Sara was worth getting attached to. He admired her determination to work hard and solve her own problems. He admired her guts—she’d flown in war zones, for Christ’s sake—but the fact that she was strong didn’t mean she couldn’t use a hand now and then. He could make things easier for her.

Don’t bring home strays, Lucas. He could almost hear his mother’s precise tone in his head. His parents had never understood his impulses to try to save baby birds and feed the feral cats that he’d found hiding out under one of the garden sheds any more than they’d understood his love of baseball.

Odd when his mother was so big on charity work. Though Lucas had come to think, perhaps unfairly, that his mother did charity work because it was expected and because, in the world of the Angelos, the men ran the business and the women ran the home and made sure some of the money went to good causes so that they could all sleep easier at night. It was stupid and antiquated and yet another reason why he’d run like hell into the arms of first baseball and then medicine when he’d gotten the chance to get out.

Maybe after all, it was the fact that his mom didn’t really like anything that took his attention away from the things she thought were important. Which didn’t include saving strays.

All the more reason to help Sara out. Because she wasn’t a stray. She was his. She deserved a life that wasn’t a struggle all the time.

As Sara took the plate from in front of Lucas and he smiled at her, her father pushed his chair back and rose from the table.

Lucas didn’t miss the wince that crossed his face or the unevenness of his gait as he carried the salad bowl into the kitchen, following his wife.

Beside Lucas, Sara stilled as her eyes tracked her dad’s progress.

“How recently has your dad seen his surgeon?” Lucas asked, keeping his voice soft so Sean and Liza wouldn’t hear.

“It’s been months,” Sara said. “He’s been doing physical therapy mostly.”

“And he’s not improving?”

He reached for the lasagna dish and saw Sara bite her lip.

“He was at first but he’s been like this for a while now. Though today seems like it’s a bad one.”

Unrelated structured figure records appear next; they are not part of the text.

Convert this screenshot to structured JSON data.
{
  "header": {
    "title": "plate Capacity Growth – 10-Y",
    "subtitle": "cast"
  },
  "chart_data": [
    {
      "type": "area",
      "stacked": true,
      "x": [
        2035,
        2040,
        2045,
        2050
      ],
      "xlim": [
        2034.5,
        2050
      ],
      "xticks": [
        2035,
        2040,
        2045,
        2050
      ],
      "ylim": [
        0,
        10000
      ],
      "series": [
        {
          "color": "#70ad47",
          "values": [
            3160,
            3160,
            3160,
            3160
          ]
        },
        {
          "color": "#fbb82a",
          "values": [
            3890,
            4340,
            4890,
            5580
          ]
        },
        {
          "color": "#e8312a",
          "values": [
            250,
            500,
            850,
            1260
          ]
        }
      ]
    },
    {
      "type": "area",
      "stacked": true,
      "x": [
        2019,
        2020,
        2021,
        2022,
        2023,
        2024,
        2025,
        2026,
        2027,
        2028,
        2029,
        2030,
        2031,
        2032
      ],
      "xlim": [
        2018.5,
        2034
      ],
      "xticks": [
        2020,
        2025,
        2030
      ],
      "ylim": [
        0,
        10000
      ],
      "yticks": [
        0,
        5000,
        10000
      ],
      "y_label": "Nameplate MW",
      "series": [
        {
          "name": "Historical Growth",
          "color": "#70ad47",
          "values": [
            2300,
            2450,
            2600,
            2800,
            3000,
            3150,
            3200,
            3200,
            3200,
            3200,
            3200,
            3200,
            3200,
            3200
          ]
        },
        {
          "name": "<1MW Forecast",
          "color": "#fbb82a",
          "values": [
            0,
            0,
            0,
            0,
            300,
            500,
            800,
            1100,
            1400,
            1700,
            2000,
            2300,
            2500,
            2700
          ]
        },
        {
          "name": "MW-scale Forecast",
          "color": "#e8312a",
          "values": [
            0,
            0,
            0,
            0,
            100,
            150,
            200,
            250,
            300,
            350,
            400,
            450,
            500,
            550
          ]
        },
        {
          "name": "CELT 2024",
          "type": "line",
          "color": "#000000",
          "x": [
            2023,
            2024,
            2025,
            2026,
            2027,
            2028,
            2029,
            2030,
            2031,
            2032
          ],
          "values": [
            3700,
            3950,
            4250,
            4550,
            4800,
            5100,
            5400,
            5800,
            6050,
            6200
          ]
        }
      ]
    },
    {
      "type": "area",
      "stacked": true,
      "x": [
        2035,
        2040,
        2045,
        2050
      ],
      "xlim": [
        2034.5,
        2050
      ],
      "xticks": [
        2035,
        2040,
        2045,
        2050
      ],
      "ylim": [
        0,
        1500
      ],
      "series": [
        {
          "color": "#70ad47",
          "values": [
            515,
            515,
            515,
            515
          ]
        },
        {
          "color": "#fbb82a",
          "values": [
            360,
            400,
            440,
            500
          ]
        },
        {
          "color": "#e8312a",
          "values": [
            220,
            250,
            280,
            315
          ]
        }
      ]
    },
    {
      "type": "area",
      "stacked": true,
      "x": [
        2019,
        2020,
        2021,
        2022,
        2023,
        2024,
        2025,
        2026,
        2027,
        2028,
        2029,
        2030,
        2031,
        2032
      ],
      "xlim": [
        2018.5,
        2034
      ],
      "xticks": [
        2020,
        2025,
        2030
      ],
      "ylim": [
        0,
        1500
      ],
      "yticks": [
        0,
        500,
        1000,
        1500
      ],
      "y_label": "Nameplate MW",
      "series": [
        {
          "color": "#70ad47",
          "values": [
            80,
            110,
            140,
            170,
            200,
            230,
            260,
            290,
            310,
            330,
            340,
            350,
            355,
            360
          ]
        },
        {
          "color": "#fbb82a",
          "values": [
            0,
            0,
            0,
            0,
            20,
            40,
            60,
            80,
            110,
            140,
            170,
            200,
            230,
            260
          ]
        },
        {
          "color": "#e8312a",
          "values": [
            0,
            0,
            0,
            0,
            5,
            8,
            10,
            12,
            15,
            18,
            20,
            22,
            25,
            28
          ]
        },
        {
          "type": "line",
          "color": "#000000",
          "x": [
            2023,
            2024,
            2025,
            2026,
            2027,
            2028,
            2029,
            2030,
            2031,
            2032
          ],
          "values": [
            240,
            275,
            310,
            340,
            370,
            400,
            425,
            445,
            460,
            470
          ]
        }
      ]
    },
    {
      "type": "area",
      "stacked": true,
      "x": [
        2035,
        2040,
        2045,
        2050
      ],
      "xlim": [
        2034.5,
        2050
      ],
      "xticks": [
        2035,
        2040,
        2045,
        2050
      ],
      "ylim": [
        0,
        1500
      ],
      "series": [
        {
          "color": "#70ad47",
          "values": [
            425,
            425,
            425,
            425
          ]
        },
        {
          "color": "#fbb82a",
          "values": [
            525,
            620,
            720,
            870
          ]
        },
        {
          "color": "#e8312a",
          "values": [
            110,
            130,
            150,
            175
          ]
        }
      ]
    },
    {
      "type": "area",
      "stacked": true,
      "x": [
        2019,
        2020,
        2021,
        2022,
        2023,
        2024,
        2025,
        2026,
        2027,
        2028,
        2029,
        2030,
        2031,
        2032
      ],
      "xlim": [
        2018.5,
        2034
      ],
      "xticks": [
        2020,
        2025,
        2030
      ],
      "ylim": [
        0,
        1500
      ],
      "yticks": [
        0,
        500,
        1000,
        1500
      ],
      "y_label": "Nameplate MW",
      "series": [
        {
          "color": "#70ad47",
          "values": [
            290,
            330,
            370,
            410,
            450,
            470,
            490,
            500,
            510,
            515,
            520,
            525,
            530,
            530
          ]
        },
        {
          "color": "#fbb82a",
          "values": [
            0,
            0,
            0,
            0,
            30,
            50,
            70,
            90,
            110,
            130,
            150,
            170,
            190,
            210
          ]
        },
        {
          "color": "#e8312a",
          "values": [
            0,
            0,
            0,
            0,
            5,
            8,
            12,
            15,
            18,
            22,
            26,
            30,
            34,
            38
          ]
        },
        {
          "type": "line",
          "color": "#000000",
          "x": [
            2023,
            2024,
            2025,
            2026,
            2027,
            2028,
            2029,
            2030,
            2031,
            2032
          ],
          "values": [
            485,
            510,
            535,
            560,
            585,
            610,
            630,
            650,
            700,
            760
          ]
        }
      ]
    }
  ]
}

Lucas couldn’t argue with that diagnosis. Sean Charles was too thin for a man of his height, and there were light-gray patches in his brown hair that Lucas suspected were new. The dark circles under his eyes meant he wasn’t sleeping well. He hadn’t eaten much of his wife’s delicious lasagna but he had downed two beers. Plus another during the somewhat awkward small talk they’d all exchanged before dinner. The man was obviously in pain.

Something wasn’t right. Discomfort was to be expected from a major injury—hell, even his shoulder ached now and then when he overdid it, and that was from nearly twenty years ago—but the type of pain that required self-medicating with three beers before eight p.m. was something else. “He should go back and see his ortho guy.”

“I’ve tried to get him to,” Sara said. “But he’s worried about the money.”

“Who was his surgeon?”

“Garth Nixon. Do you know him?”

Lucas nodded. He’d met the guy a couple of times. Nixon was competent but hardly brilliant. He didn’t work at Lucas’s level. And from what Lucas had seen of Sean Charles, he hadn’t brought his A game to this particular case. “He’s good,” he said. But just good. And in Sean Charles’s case, maybe just not good enough.

“But you’re better?” Sara said softly. “Do you think you could talk to Dad, convince him to get it looked at again?”

He didn’t think Sean was ready to take any advice from him. The looks he’d been getting from the older man over dinner had confirmed his earlier suspicions. Sara’s dad wasn’t impressed with the hotshot doctor who was screwing his little girl.

Lucas couldn’t blame him for that. If he ever had a daughter, he’d probably want to wring the neck of any male who tried to put a hand on her. But Sara was looking at him with hope in those gorgeous blue eyes. So he had to try.

“I’ll try,” he said. “But if he’s as stubborn as his daughter, then I’m not making any promises.”

“Just try,” she said. She took the lasagna dish from him and balanced it on top of the stack of plates. “I’ll send him back out here.”

Sure enough, a minute or so after she disappeared into the kitchen, Sean reemerged, looking grumpy. A blue checked dish towel was flung over his shoulder. “Sara has suddenly expressed an irresistible urge to dry the dishes. I expect that means she wants us to do some bonding or something.” He looked Lucas up and down. “Come into the den, we can have another beer.”

“I wouldn’t say no,” Lucas said. He’d only had one. So another wouldn’t hurt. Manly and responsible, that was the impression he needed to give. So he would have one more beer and then switch to coffee.

Sean led the way, still limping, and Lucas studied him from behind, walking slowly to accommodate the older man’s halting walk. The den was small but Sean had managed to squeeze in two well-stuffed brown leather recliners that looked well used along with a reasonable-sized flat-screen TV. The walls were lined with photos of helicopters and grinning men who were obviously former generations of Charleses.

There were several of Sara, too, both alone and with a young guy who looked like a more rugged version of her.

He walked over and took a closer look.

“That’s my son, James,” Sean said with another wince as he lowered himself into the left-hand recliner.